In some example experiments, the image generation apparatus based on the present disclosure is evaluated by measuring text correctness using OCR tools and style correctness using the text part MSE for the text-editing task. The image generation model is compared to base diffusion model (also referred to as foundation model). The image generation model greatly improves upon the base diffusion model in generating correct text content and style with more than 50 percent improvement in word accuracy. Having combined the text style adapter with an image generator, the image generation model encodes image space style information of the target style instead of relying on the text description of the target style for the diffusion model, which greatly improves style correctness.
The description and drawings described herein represent example configurations and do not represent all the implementations within the scope of the claims.

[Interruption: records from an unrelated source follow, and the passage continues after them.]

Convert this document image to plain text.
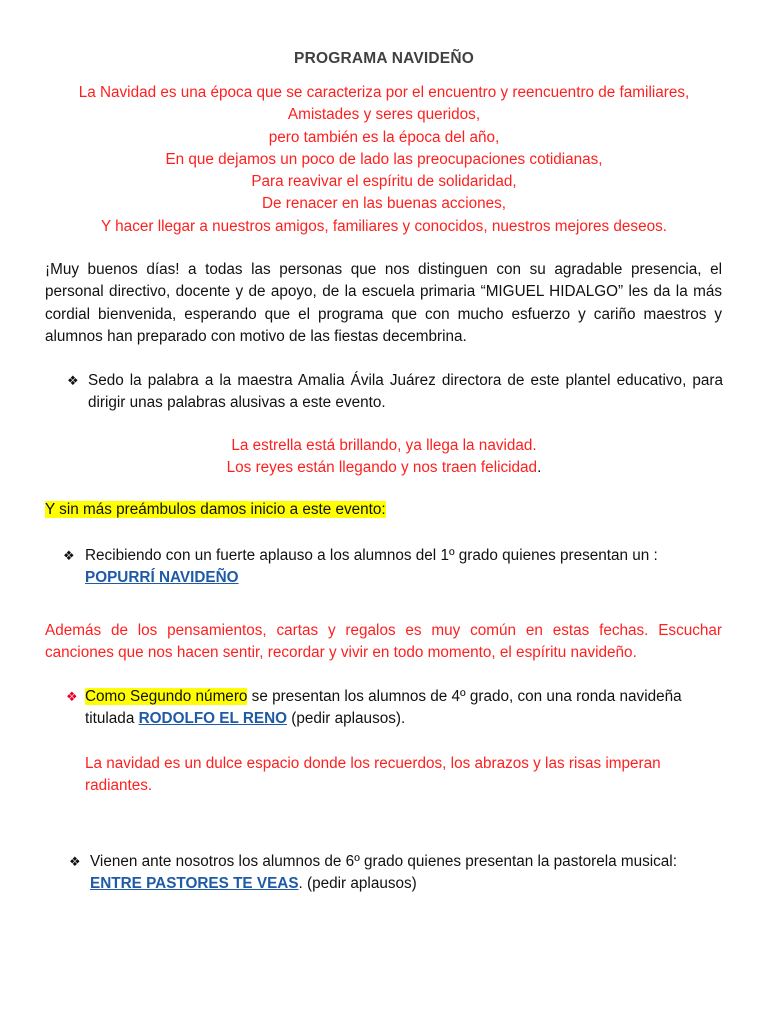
PROGRAMA NAVIDEÑO
La Navidad es una época que se caracteriza por el encuentro y reencuentro de familiares,
Amistades y seres queridos,
pero también es la época del año,
En que dejamos un poco de lado las preocupaciones cotidianas,
Para reavivar el espíritu de solidaridad,
De renacer en las buenas acciones,
Y hacer llegar a nuestros amigos, familiares y conocidos, nuestros mejores deseos.
¡Muy buenos días! a todas las personas que nos distinguen con su agradable presencia, el personal directivo, docente y de apoyo, de la escuela primaria “MIGUEL HIDALGO” les da la más cordial bienvenida, esperando que el programa que con mucho esfuerzo y cariño maestros y alumnos han preparado con motivo de las fiestas decembrina.
❖ Sedo la palabra a la maestra Amalia Ávila Juárez directora de este plantel educativo, para dirigir unas palabras alusivas a este evento.
La estrella está brillando, ya llega la navidad.
Los reyes están llegando y nos traen felicidad.
Y sin más preámbulos damos inicio a este evento:
❖ Recibiendo con un fuerte aplauso a los alumnos del 1º grado quienes presentan un :
POPURRÍ NAVIDEÑO
Además de los pensamientos, cartas y regalos es muy común en estas fechas. Escuchar canciones que nos hacen sentir, recordar y vivir en todo momento, el espíritu navideño.
❖ Como Segundo número se presentan los alumnos de 4º grado, con una ronda navideña titulada RODOLFO EL RENO (pedir aplausos).
La navidad es un dulce espacio donde los recuerdos, los abrazos y las risas imperan radiantes.
❖ Vienen ante nosotros los alumnos de 6º grado quienes presentan la pastorela musical:
ENTRE PASTORES TE VEAS. (pedir aplausos)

For example, the operations and steps may be rearranged, combined or otherwise modified. Also, structures and devices may be represented in the form of block diagrams to represent the relationship between components and avoid obscuring the described concepts. Similar components or features may have the same name but may have different reference numbers corresponding to different figures.
Some modifications to the disclosure may be readily apparent to those skilled in the art, and the principles defined herein may be applied to other variations without departing from the scope of the disclosure. Thus, the disclosure is not limited to the examples and designs described herein, but is to be accorded the broadest scope consistent with the principles and novel features disclosed herein.
The described methods may be implemented or performed by devices that include a general-purpose processor, a digital signal processor (DSP), an application specific integrated circuit (ASIC), a field programmable gate array (FPGA) or other programmable logic device, discrete gate or transistor logic, discrete hardware components, or any combination thereof. A general-purpose processor may be a microprocessor, a conventional processor, controller, microcontroller, or state machine. A processor may also be implemented as a combination of computing devices (e.g., a combination of a DSP and a microprocessor, multiple microprocessors, one or more microprocessors in conjunction with a DSP core, or any other such configuration). Thus, the functions described herein may be implemented in hardware or software and may be executed by a processor, firmware, or any combination thereof. If implemented in software executed by a processor, the functions may be stored in the form of instructions or code on a computer-readable medium.
Computer-readable media includes both non-transitory computer storage media and communication media including any medium that facilitates transfer of code or data. A non-transitory storage medium may be any available medium that can be accessed by a computer. For example, non-transitory computer-readable media can comprise random access memory (RAM), read-only memory (ROM), electrically erasable programmable read-only memory (EEPROM), compact disk (CD) or other optical disk storage, magnetic disk storage, or any other non-transitory medium for carrying or storing data or code.
Also, connecting components may be properly termed computer-readable media. For example, if code or data is transmitted from a website, server, or other remote source using a coaxial cable, fiber optic cable, twisted pair, digital subscriber line (DSL), or wireless technology such as infrared, radio, or microwave signals, then the coaxial cable, fiber optic cable, twisted pair, DSL, or wireless technology are included in the definition of medium. Combinations of media are also included within the scope of computer-readable media.
In this disclosure and the following claims, the word “or” indicates an inclusive list such that, for example, the list of X, Y, or Z means X or Y or Z or XY or XZ or YZ or XYZ. Also the phrase “based on” is not used to represent a closed set of conditions. For example, a step that is described as “based on condition A” may be based on both condition A and condition B. In other words, the phrase “based on” shall be construed to mean “based at least in part on.” Also, the words “a” or “an” indicate “at least one.”

Claims

What is claimed is:

1. A method comprising:

obtaining a text content image and a text style image;

encoding, using a text content adapter of an image generation model, the text content image to obtain content guidance information;

encoding, using a text style adapter of the image generation model, the text style image to obtain style guidance information; and

generating, using the image generation model, a synthesized image based on the content guidance information and the style guidance information, wherein the synthesized image includes text from the text content image having a text style from the text style image.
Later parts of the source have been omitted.